Bir ülke, prensip olarak kendi tasarrufları ile yatırım yapsa, kendi döviz imkanlarını yaratsa, ekonomik olarak daha etkin olur. Eğer bu sağlanamıyorsa, o zaman daha az yük getirecek dış borçlanma yolunu seçmesi gerekir.
Dış borçlanma nasıl daha az yük getirebilir?
1) Kısa vadeli dış borçlanma yolu kapatılmalıdır. Bunun için ülkede reel faizlerin uluslararası faizler düzeyinde olması gerekir. Aksi halde faiz-kur makası açılır ve kısa vadeli borçlanma cazip hale gelir.
2) Bütçe açığını kapatmak için veya tüketim nedeniyle ortaya çıkan cari açığı kapatmak için dış borç alınması, dış borç yükünü artırmaktadır. Türkiye’de ilk defa 1992 yılında bütçe açığının bir kısmı dış borçla kapatıldı.
3) Dış borcu, iki ekonomik gerekçeyle almak doğrudur. Birisi eğer ülkede döviz darboğazı varsa ve bu nedenle üretimde aksama oluyorsa, bu darboğazı aşmak için dış borç alınması bir çözümdür. Diğeri ise içeride yatırım-tasarruf açığı varsa, bu açığı kapatmak için ve yeni yatırımlarda kullanmak üzere dış borçlanma ve teknoloji ithali ekonomide istihdamı ve verimliliği artırır.
4) Bazı hallerde devlet büyük altyapı, büyük kamu projelerini finanse etmek için de dış borç alabilir. Bu takdirde yatırımın devreye girmesiyle verimlilik artar, büyüme hızlanır.

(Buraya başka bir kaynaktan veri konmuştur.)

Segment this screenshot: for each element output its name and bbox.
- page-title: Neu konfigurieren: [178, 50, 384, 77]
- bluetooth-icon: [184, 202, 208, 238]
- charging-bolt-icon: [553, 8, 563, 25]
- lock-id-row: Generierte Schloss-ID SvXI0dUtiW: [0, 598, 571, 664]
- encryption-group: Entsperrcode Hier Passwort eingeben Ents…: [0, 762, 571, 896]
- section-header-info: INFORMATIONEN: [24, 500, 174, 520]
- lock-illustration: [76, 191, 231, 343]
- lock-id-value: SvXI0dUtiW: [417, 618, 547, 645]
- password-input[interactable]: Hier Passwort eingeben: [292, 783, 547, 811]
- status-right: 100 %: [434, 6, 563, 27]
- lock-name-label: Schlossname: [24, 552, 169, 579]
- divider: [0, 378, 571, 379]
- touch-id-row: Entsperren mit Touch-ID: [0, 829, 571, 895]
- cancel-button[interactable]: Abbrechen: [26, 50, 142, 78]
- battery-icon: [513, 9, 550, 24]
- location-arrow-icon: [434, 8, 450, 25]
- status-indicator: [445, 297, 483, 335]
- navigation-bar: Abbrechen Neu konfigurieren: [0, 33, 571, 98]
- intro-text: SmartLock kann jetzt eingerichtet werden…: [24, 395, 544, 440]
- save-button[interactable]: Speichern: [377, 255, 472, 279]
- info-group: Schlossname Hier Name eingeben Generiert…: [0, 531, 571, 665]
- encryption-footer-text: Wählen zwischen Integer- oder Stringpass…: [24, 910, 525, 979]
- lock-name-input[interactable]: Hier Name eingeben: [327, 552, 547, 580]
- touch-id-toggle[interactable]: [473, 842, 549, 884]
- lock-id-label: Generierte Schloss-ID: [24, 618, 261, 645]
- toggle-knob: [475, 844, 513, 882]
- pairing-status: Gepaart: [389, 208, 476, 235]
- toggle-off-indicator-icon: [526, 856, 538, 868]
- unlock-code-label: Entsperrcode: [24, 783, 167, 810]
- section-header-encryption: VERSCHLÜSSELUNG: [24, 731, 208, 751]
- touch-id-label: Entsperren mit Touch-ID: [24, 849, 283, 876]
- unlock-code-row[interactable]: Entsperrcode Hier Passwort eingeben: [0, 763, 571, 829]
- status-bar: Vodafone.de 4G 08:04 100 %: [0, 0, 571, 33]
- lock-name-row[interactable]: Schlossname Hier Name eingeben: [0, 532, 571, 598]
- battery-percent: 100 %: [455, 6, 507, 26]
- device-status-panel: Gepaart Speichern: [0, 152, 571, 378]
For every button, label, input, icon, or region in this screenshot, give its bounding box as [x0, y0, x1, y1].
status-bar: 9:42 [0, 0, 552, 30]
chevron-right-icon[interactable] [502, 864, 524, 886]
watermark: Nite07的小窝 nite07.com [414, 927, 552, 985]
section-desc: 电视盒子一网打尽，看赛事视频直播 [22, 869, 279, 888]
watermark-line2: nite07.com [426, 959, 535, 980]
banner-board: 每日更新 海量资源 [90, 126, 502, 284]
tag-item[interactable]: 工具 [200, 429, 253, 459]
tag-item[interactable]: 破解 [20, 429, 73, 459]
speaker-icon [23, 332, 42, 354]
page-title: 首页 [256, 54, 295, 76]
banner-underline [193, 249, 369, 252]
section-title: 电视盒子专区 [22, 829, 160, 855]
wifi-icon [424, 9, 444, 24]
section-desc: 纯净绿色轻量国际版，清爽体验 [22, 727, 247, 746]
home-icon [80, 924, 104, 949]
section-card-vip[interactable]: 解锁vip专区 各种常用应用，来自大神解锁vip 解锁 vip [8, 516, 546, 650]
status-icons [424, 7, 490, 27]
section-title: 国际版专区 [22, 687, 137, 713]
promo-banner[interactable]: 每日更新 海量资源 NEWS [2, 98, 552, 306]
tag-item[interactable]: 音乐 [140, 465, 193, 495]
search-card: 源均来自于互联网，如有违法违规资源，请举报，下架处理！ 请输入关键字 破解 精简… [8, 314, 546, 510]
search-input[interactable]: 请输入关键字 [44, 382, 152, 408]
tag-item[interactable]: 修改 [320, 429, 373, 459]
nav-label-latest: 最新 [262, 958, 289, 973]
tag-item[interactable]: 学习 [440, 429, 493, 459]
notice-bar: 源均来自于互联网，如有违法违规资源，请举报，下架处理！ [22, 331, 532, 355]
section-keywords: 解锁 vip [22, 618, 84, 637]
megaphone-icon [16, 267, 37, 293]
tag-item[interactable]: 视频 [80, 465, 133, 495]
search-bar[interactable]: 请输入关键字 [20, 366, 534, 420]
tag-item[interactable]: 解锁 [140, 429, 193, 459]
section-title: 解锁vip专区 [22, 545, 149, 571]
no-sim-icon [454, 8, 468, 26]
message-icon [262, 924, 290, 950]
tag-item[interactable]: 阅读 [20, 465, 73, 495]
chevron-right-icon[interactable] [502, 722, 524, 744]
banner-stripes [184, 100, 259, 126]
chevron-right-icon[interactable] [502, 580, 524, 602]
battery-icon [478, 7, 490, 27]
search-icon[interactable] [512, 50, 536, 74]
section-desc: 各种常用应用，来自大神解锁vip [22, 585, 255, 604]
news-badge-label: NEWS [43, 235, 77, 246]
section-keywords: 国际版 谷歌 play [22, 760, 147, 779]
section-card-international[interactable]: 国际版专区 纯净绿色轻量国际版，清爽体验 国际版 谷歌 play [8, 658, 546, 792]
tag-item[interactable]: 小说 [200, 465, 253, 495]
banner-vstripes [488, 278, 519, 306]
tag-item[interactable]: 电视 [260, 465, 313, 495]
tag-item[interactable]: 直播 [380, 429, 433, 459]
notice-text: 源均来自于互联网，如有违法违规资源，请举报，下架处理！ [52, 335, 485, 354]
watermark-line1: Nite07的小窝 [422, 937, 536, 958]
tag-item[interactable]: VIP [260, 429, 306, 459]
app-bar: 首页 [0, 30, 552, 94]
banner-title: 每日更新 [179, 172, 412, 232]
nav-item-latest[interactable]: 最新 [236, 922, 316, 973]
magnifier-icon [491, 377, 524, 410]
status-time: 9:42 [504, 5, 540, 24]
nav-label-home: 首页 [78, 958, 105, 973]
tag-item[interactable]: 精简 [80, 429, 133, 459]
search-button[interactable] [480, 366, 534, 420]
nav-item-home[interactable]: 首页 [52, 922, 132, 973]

5) Her durumda dış borçların ödenmesi sırasında yurt dışına kaynak çıkışı olacaktır. Bu nedenle de büyüme olumsuz etkilenecektir. Eğer toplam borç mürettebatının (anapara-faiz ve borç ödemede yapılan tüm giderler toplamı) GSMH’ye oranı, büyüme oranını geçerse, bu artan gelirden daha fazla kaynağı dışarıya transfer ediyoruz demektir. Yani dış borç mürettebatının GSMH oranı, büyüme oranından daha büyükse bu durum ülkede fakirleşme yaratacaktır.